JW: We have planted the full eight acres of tillable land to Pheasants Forever prairie [Pheasants Forever is a conservation group], and this will be our third summer coming up. We are working to refurbish the grove, and have planted a fruit tree orchard along with Rebecca's huge organic garden. We raise chickens for eggs that we sell through the local Granary Food Co-op, as well as Red Ranger meat birds for our own freezer. This year we'll likely add turkeys to the fold, as well as a couple of feeder lambs. We haven't finalized our livestock plan for the year. We have completely remodeled this 1912 four square, and are just completing the construction of a garage/summer kitchen/studio and office timber frame, designed by area artist Dale Pederson. We may keep the studio open year round as an on-farm gallery due to the tourism in the area.
DY: How did you come to live where you do? How long have you lived there, and how long do you plan to stay?
JW: I guess I've always been drawn to country. Even when I was working at the Denver Post in the 1970s, we had an eye on a corner of the family farm back in Missouri. When I accepted an editorial position with Webb Publishing in St. Paul in the early 1980s, we lived just below Afton State Park for one summer before finding a country place east of Hastings. But it was when we moved out to Clara City to run a country weekly newspaper that I came to more thoroughly enjoy the prairie rivers and the prairie itself. Moving back home became less of an option, especially when considering the political climate in Missouri. After my wife died, and I met and married Rebecca, who works for Land Stewardship Project as a community organizer, we made a decision to live somewhere in the Minnesota River Valley. This farm was owned by one of her dear friends who moved for job considerations. We just feel at home here.
DY: What are the drawbacks of living in a rural place?

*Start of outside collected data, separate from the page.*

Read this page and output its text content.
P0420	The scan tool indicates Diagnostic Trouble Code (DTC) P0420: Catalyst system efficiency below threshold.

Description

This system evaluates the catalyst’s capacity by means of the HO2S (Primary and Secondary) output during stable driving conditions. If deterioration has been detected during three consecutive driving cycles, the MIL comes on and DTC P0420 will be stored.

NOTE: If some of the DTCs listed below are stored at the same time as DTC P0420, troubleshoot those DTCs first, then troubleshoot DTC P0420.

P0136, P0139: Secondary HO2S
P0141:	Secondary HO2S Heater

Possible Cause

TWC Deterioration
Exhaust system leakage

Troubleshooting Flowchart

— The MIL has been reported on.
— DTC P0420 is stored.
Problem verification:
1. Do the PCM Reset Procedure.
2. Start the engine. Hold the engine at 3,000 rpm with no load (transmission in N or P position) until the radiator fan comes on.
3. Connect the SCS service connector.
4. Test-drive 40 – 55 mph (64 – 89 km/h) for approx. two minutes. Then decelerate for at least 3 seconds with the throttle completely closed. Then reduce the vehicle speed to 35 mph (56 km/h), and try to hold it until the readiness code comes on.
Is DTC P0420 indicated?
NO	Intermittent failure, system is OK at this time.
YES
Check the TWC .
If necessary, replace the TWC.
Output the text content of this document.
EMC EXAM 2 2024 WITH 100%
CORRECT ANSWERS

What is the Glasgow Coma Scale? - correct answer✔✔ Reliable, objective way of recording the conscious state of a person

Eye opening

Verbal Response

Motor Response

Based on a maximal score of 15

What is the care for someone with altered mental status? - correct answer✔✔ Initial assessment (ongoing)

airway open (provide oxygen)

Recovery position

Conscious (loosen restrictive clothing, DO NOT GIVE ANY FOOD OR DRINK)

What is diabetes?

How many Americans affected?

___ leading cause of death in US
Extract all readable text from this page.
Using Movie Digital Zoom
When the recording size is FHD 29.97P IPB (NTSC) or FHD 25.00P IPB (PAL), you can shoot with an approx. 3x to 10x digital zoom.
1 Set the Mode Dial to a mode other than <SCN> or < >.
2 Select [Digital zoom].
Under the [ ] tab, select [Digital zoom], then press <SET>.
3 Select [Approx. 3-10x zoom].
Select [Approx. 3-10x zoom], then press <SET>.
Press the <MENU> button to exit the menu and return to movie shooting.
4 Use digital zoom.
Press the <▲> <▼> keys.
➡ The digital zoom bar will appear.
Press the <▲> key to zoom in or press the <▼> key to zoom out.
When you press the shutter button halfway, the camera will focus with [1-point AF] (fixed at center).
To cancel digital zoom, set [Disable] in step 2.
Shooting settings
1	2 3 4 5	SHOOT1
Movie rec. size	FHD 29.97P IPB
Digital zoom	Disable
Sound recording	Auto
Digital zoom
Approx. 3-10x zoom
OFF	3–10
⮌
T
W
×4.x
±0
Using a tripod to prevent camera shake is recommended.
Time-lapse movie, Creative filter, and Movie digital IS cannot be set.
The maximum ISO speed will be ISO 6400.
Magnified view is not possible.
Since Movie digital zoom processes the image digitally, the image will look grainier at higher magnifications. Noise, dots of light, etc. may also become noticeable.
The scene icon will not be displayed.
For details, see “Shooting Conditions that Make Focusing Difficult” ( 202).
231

JW: If there is a negative about living here is the lack of good broadband communications network. We can barely stream even a YouTube video, and we must reboot the wireless one to four times a day. The record was six! That is a major frustration. The other negative is the amount of wind-blown soils from neighboring farms where it seems the dirt is of little consequence. We have experienced drift damage from their use of sprayed herbicides, too. That would not be much of an issue if the one farmer would choose to apply his spray in less than 30 mph winds, which he has done two years running. Yet, we love the sunrises and sunsets, and the beauty offered us from the skies and the prairies, including our own. It seems that at least once every day one of us will look at the other and say, "We live here!"